Mr. Obama’s proposal would allow the Bush tax cuts expire for the wealthiest 2 % of Americans, those with incomes greater than $200,000 (individual) or $250,000 (joint), but would preserve the tax cuts for the 98 % of Americans (individuals and families with lower than these break points).
Most Republican and a small but significant minority of Democratic lawmakers want to extend the tax breaks for rich as well as the middle class. The latest ploy is a “compromise” deal by Senator John Cornyn (R-Texas) — this would extend the Bush tax cuts for taxpayers of all incomes on a temporary basis. However, the President should fight and fight hard for his plan. See recent Paul Krugman NY Times Op Ed on the politics of the battle.
Retaining the tax break for the wealthy will add some $700 billion to the budget deficit over the next 10-years. And guess what, the wealthy aren’t hurting while the middle class may soon be added to endangered species list.

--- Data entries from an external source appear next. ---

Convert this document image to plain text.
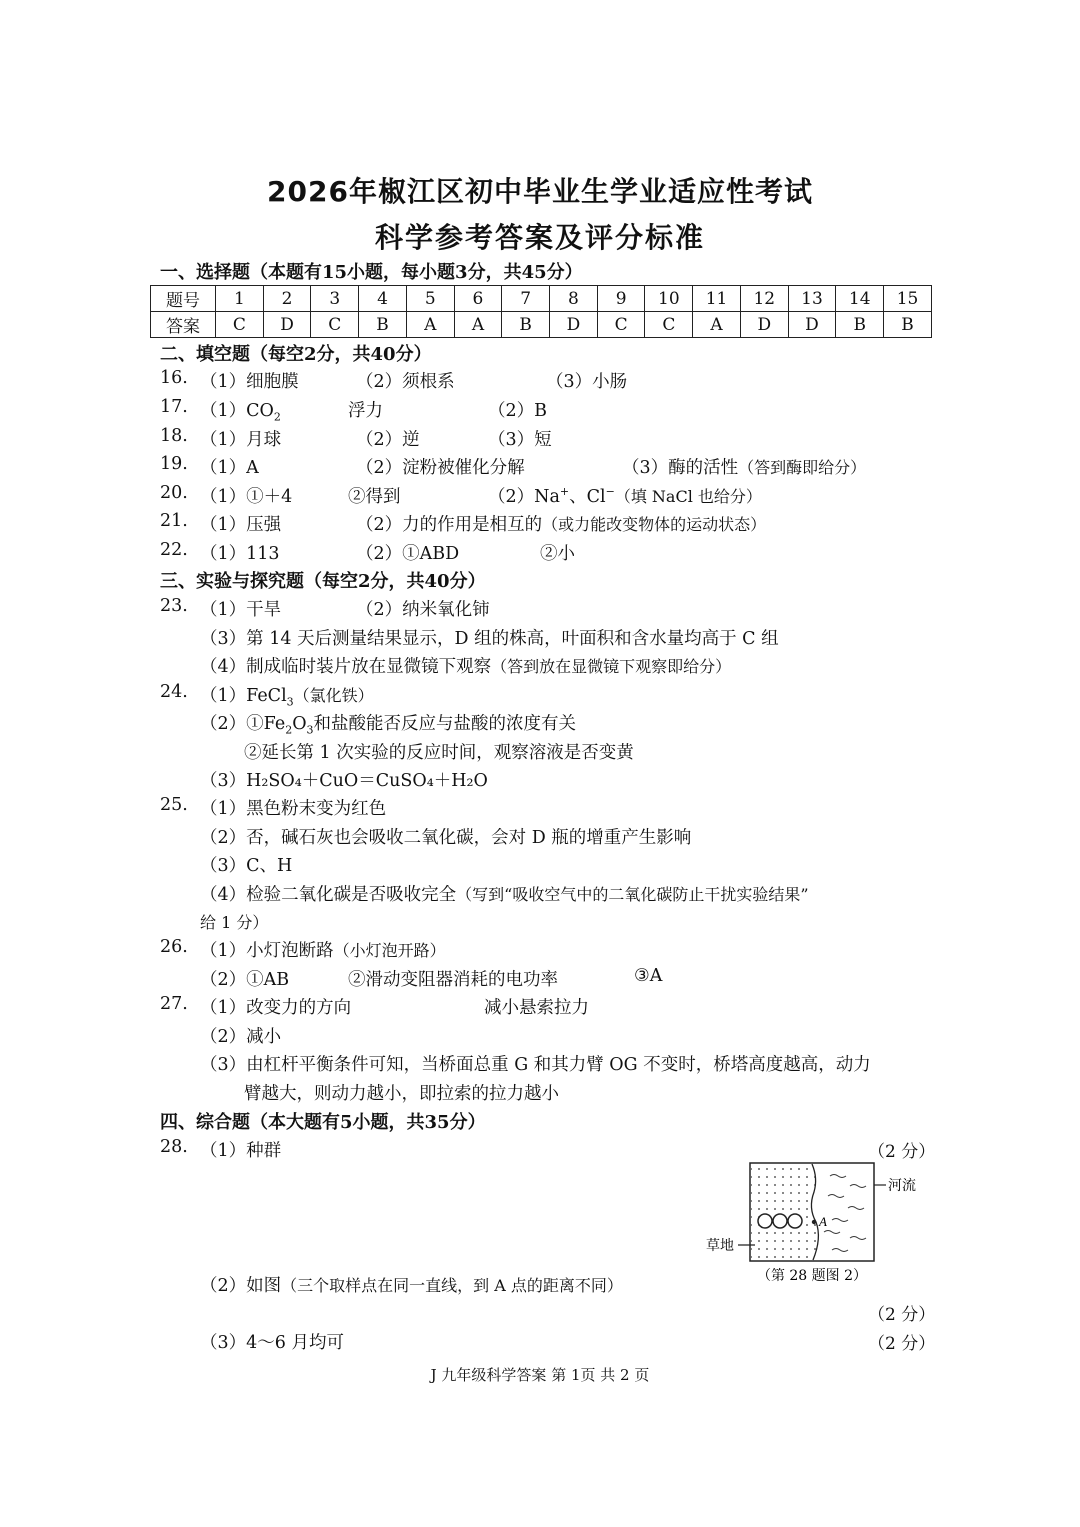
2026年椒江区初中毕业生学业适应性考试
科学参考答案及评分标准
一、选择题（本题有15小题，每小题3分，共45分）
题号	1	2	3	4	5	6	7	8	9	10	11	12	13	14	15
答案	C	D	C	B	A	A	B	D	C	C	A	D	D	B	B
二、填空题（每空2分，共40分）
16. （1）细胞膜	（2）须根系	（3）小肠
17. $(1)CO_2$	浮力	（2）B
18. （1）月球	（2）逆	（3）短
19. （1）A	（2）淀粉被催化分解	（3）酶的活性（答到酶即给分）
20. （1）①＋4	②得到	（2）Na+、Cl−（填 NaCl 也给分）
21. （1）压强	（2）力的作用是相互的（或力能改变物体的运动状态）
22. （1）113	（2）①ABD	②小
三、实验与探究题（每空2分，共40分）
23. （1）干旱	（2）纳米氧化铈
（3）第 14 天后测量结果显示，D 组的株高，叶面积和含水量均高于 C 组
（4）制成临时装片放在显微镜下观察（答到放在显微镜下观察即给分）
24. （1）FeCl$_3$（氯化铁）
$(2)①Fe_2O_3$和盐酸能否反应与盐酸的浓度有关
②延长第 1 次实验的反应时间，观察溶液是否变黄
（3）H₂SO₄＋CuO＝CuSO₄＋H₂O
25. （1）黑色粉末变为红色
（2）否，碱石灰也会吸收二氧化碳，会对 D 瓶的增重产生影响
（3）C、H
（4）检验二氧化碳是否吸收完全（写到“吸收空气中的二氧化碳防止干扰实验结果”
给 1 分）
26. （1）小灯泡断路（小灯泡开路）
（2）①AB	②滑动变阻器消耗的电功率	③A
27. （1）改变力的方向	减小悬索拉力
（2）减小
（3）由杠杆平衡条件可知，当桥面总重 G 和其力臂 OG 不变时，桥塔高度越高，动力
臂越大，则动力越小，即拉索的拉力越小
四、综合题（本大题有5小题，共35分）
28. （1）种群	（2 分）
A
河流
草地
（第 28 题图 2）
（2）如图（三个取样点在同一直线，到 A 点的距离不同）
（2 分）
（3）4～6 月均可	（2 分）
J 九年级科学答案 第 1页 共 2 页
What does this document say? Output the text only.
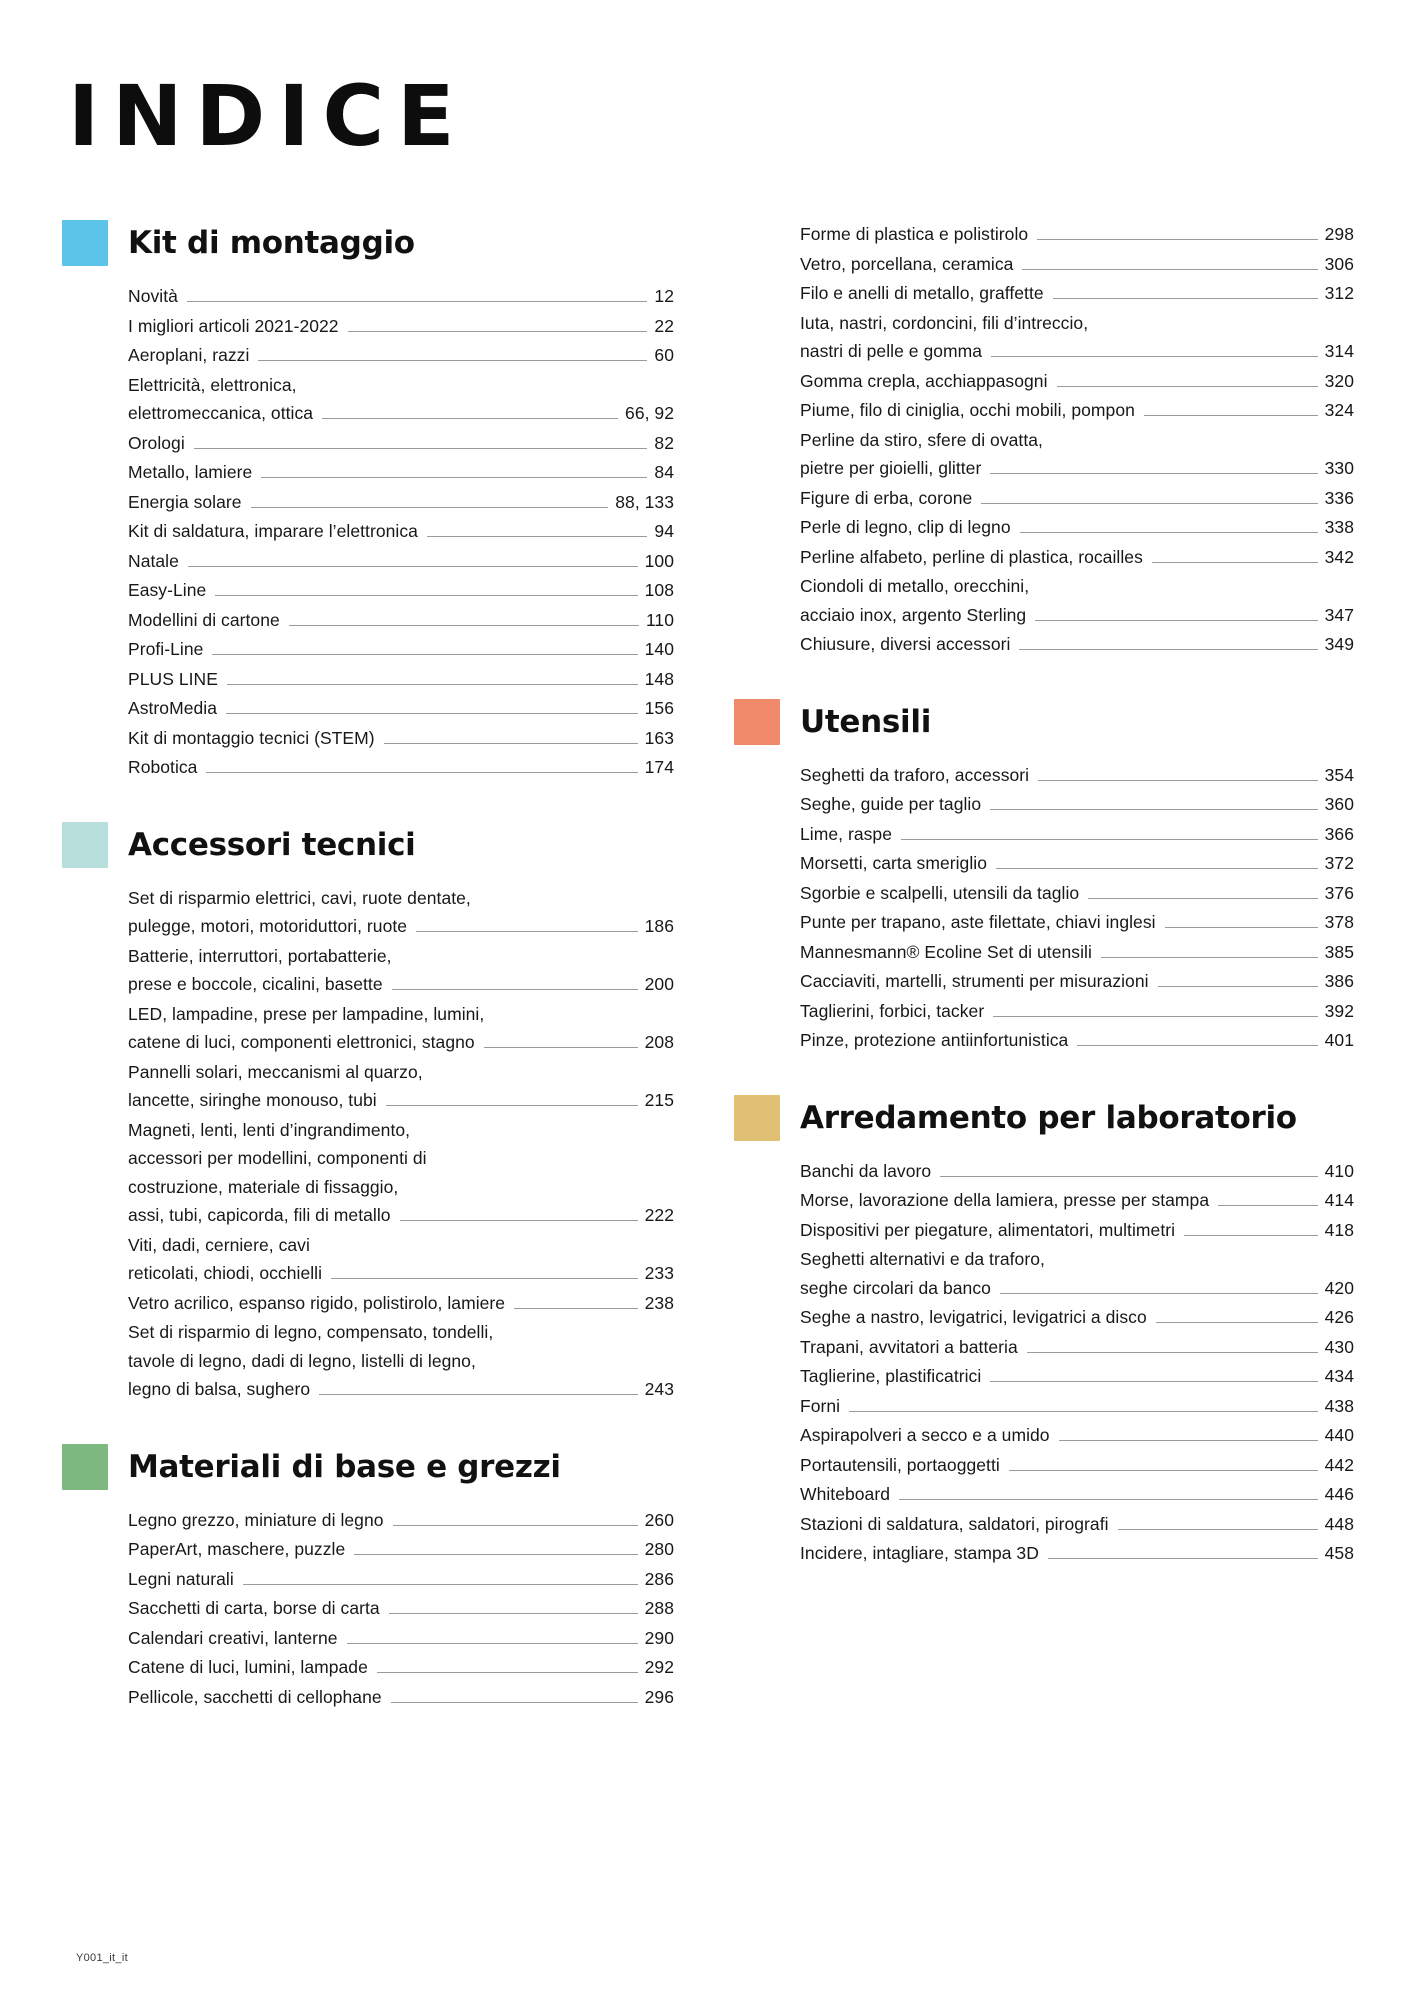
INDICE
Kit di montaggio
Novità	12
I migliori articoli 2021-2022	22
Aeroplani, razzi	60
Elettricità, elettronica,
elettromeccanica, ottica	66, 92
Orologi	82
Metallo, lamiere	84
Energia solare	88, 133
Kit di saldatura, imparare l’elettronica	94
Natale	100
Easy-Line	108
Modellini di cartone	110
Profi-Line	140
PLUS LINE	148
AstroMedia	156
Kit di montaggio tecnici (STEM)	163
Robotica	174
Accessori tecnici
Set di risparmio elettrici, cavi, ruote dentate,
pulegge, motori, motoriduttori, ruote	186
Batterie, interruttori, portabatterie,
prese e boccole, cicalini, basette	200
LED, lampadine, prese per lampadine, lumini,
catene di luci, componenti elettronici, stagno	208
Pannelli solari, meccanismi al quarzo,
lancette, siringhe monouso, tubi	215
Magneti, lenti, lenti d’ingrandimento,
accessori per modellini, componenti di
costruzione, materiale di fissaggio,
assi, tubi, capicorda, fili di metallo	222
Viti, dadi, cerniere, cavi
reticolati, chiodi, occhielli	233
Vetro acrilico, espanso rigido, polistirolo, lamiere	238
Set di risparmio di legno, compensato, tondelli,
tavole di legno, dadi di legno, listelli di legno,
legno di balsa, sughero	243
Materiali di base e grezzi
Legno grezzo, miniature di legno	260
PaperArt, maschere, puzzle	280
Legni naturali	286
Sacchetti di carta, borse di carta	288
Calendari creativi, lanterne	290
Catene di luci, lumini, lampade	292
Pellicole, sacchetti di cellophane	296
Forme di plastica e polistirolo	298
Vetro, porcellana, ceramica	306
Filo e anelli di metallo, graffette	312
Iuta, nastri, cordoncini, fili d’intreccio,
nastri di pelle e gomma	314
Gomma crepla, acchiappasogni	320
Piume, filo di ciniglia, occhi mobili, pompon	324
Perline da stiro, sfere di ovatta,
pietre per gioielli, glitter	330
Figure di erba, corone	336
Perle di legno, clip di legno	338
Perline alfabeto, perline di plastica, rocailles	342
Ciondoli di metallo, orecchini,
acciaio inox, argento Sterling	347
Chiusure, diversi accessori	349
Utensili
Seghetti da traforo, accessori	354
Seghe, guide per taglio	360
Lime, raspe	366
Morsetti, carta smeriglio	372
Sgorbie e scalpelli, utensili da taglio	376
Punte per trapano, aste filettate, chiavi inglesi	378
Mannesmann® Ecoline Set di utensili	385
Cacciaviti, martelli, strumenti per misurazioni	386
Taglierini, forbici, tacker	392
Pinze, protezione antiinfortunistica	401
Arredamento per laboratorio
Banchi da lavoro	410
Morse, lavorazione della lamiera, presse per stampa	414
Dispositivi per piegature, alimentatori, multimetri	418
Seghetti alternativi e da traforo,
seghe circolari da banco	420
Seghe a nastro, levigatrici, levigatrici a disco	426
Trapani, avvitatori a batteria	430
Taglierine, plastificatrici	434
Forni	438
Aspirapolveri a secco e a umido	440
Portautensili, portaoggetti	442
Whiteboard	446
Stazioni di saldatura, saldatori, pirografi	448
Incidere, intagliare, stampa 3D	458
Y001_it_it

The following chart by Ezra Klein of the Washington Post shows how the Obama vs. Republican plans would affect families at various income levels. The chart shows that with the Republican plan the more you earn, the bigger the break. The nation’s 315,000 millionaire households would save more than $100,000 in 2011. See article by Washington Post’s Lori Montgomery. (Click graph to enlarge)
What about small businesses? Tax-break-for-the-rich advocates (ala Grover Norquist) are running around saying that the Obama proposal would be a fatal blow for small businesses. However, according an article in today’s NY Times, data from the Internal Revenue Service shows that only 3 percent of small business owners would be subject to the higher tax, and studies of past tax increases suggest that letting the Bush tax for the wealthy would have little impact on hiring.
On the other hand the Senate this week approved the Administration’s multi-billion dollar package of tax breaks and government-backed loans for small businesses.
Where are the deficit Hawks, now?: Ironically, many members of Congress who want the rich to keep their reduced taxes are deficit hawks who routinely vote against extending unemployment benefits to those in need but who favor an extension of tax benefits to the wealthy — benefits that will add some $700 billion to the federal deficit over the next decade. (According to the nonpartisan congressional Joint Committee on Taxation).
Do Republican tax policies work? The following graph (CNN) also suggests that Bush era economic and tax policies don’t work so well for the middle class. Note the the sharp rise in percentage poverty rates during the Bush era which provided a bonanza to those with the highest incomes. The enormous tax cuts and war funding during the Bush Administrations helped to turn a $230 billion federal surplus into a 1.3 trillion deficit — the inheritance that the Obama Administration assumed.
Why it matters: According to the latest U.S. Census Bureau data (2009), some 43.6 million Americans (one in seven) are below the poverty line — less than some $10,000 for a single person, $22,000 for a family of four. The number is growing rapidly, up by 4 million more people from the year before. (The third consecutive annual increase). And if you’re struggling to support your family on $22,000 you’re already hurting badly and probably slipping with every rent and utility bill.
The ranks of the working-age poor reached the highest levels since the 1960s. In addition, the number without health insurance topped 50 million, as people lost jobs and the employer-funded medical coverage. All of these problems create a downward spiral. People who can hardly pay the rent don’t spend, fewer products are sold, businesses layoff workers and so forth. And Home mortgage foreclosures just hit their highest level since the housing meltdown began. There were 95,000 homes repossessed last month.